The way Goldman Sachs accounts for stock awards to employees wiped out about a billion in book value last quarter. Ironically, this loss came because Goldman was delivering stock to employees that was substantially cheaper than when it was originally awarded.
The fact that delivering less costly stock can drain book value is an example of how complicated book keeping at investment banks can be. Often what looks like a bad thing for a bank, turns out to be a boost to the books. While what looks like a good thing can sometimes be a sap book value.
One more familiar example of this is the way banks can actually reduce their liabilities when their bond investors lose confidence in the bank. The banks account for the cost of their loans based on how much they would have to spend to buy back the loans on the market, so when investors lose confidence and send bond prices lower, the banks write-down the cost of their own debt. So a loss of confidence adds to the bottom line by reducing the liabilities.

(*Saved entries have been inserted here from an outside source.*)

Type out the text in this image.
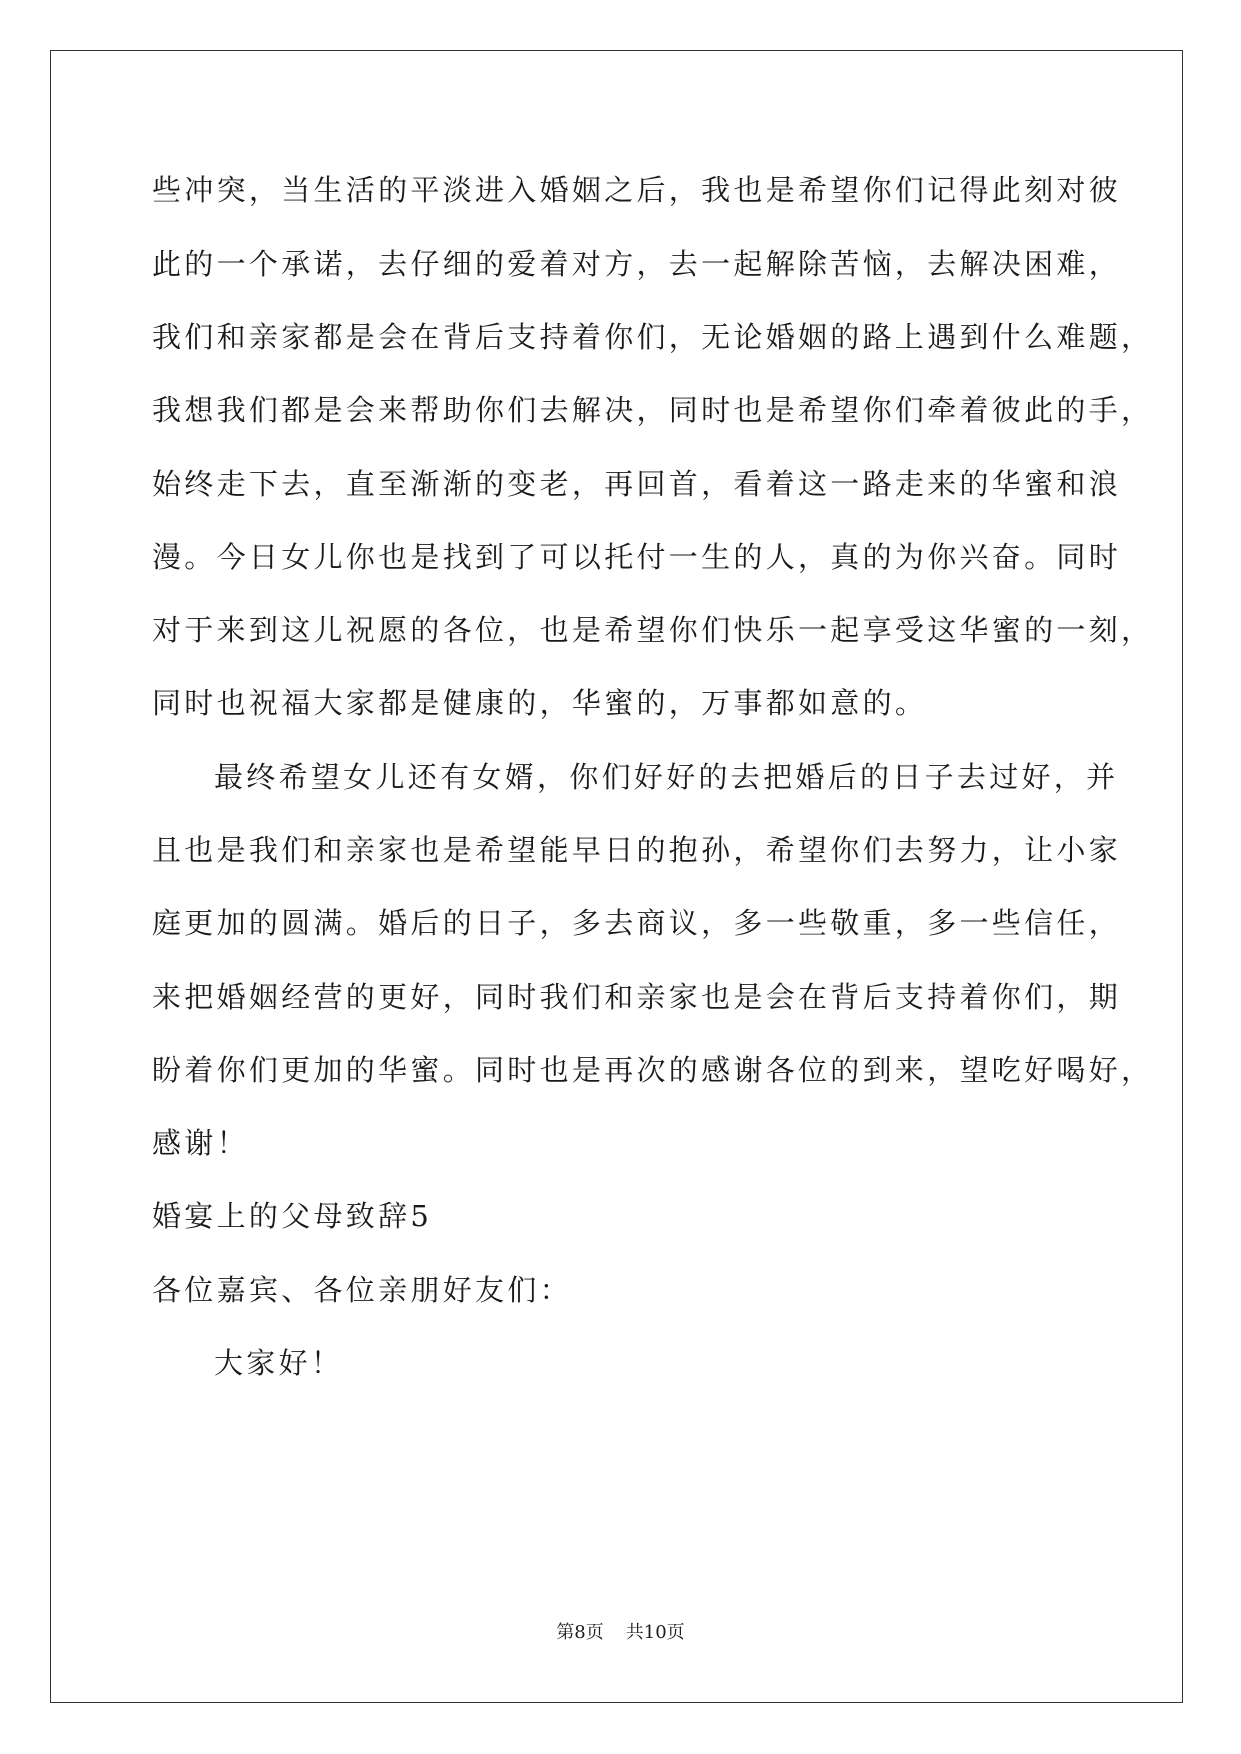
些冲突，当生活的平淡进入婚姻之后，我也是希望你们记得此刻对彼
此的一个承诺，去仔细的爱着对方，去一起解除苦恼，去解决困难，
我们和亲家都是会在背后支持着你们，无论婚姻的路上遇到什么难题，
我想我们都是会来帮助你们去解决，同时也是希望你们牵着彼此的手，
始终走下去，直至渐渐的变老，再回首，看着这一路走来的华蜜和浪
漫。今日女儿你也是找到了可以托付一生的人，真的为你兴奋。同时
对于来到这儿祝愿的各位，也是希望你们快乐一起享受这华蜜的一刻，
同时也祝福大家都是健康的，华蜜的，万事都如意的。
最终希望女儿还有女婿，你们好好的去把婚后的日子去过好，并
且也是我们和亲家也是希望能早日的抱孙，希望你们去努力，让小家
庭更加的圆满。婚后的日子，多去商议，多一些敬重，多一些信任，
来把婚姻经营的更好，同时我们和亲家也是会在背后支持着你们，期
盼着你们更加的华蜜。同时也是再次的感谢各位的到来，望吃好喝好，
感谢！
婚宴上的父母致辞5
各位嘉宾、各位亲朋好友们：
大家好！
第8页 共10页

In the first quarter of this year, Goldman lost book value because of the way it accounts for the tax deduction it gets for awarding stocks to employees. It accounts for the cost of those awards and the tax write off at the time it makes the awards. When the stock price declined, those awards were less costly because they were made with cheaper stocks. This, in turn, reduces the value of the tax write-off. In the last quarter, the decline in Goldman’s share reduced the value of the tax write-off for the stock awards by about $1 billion.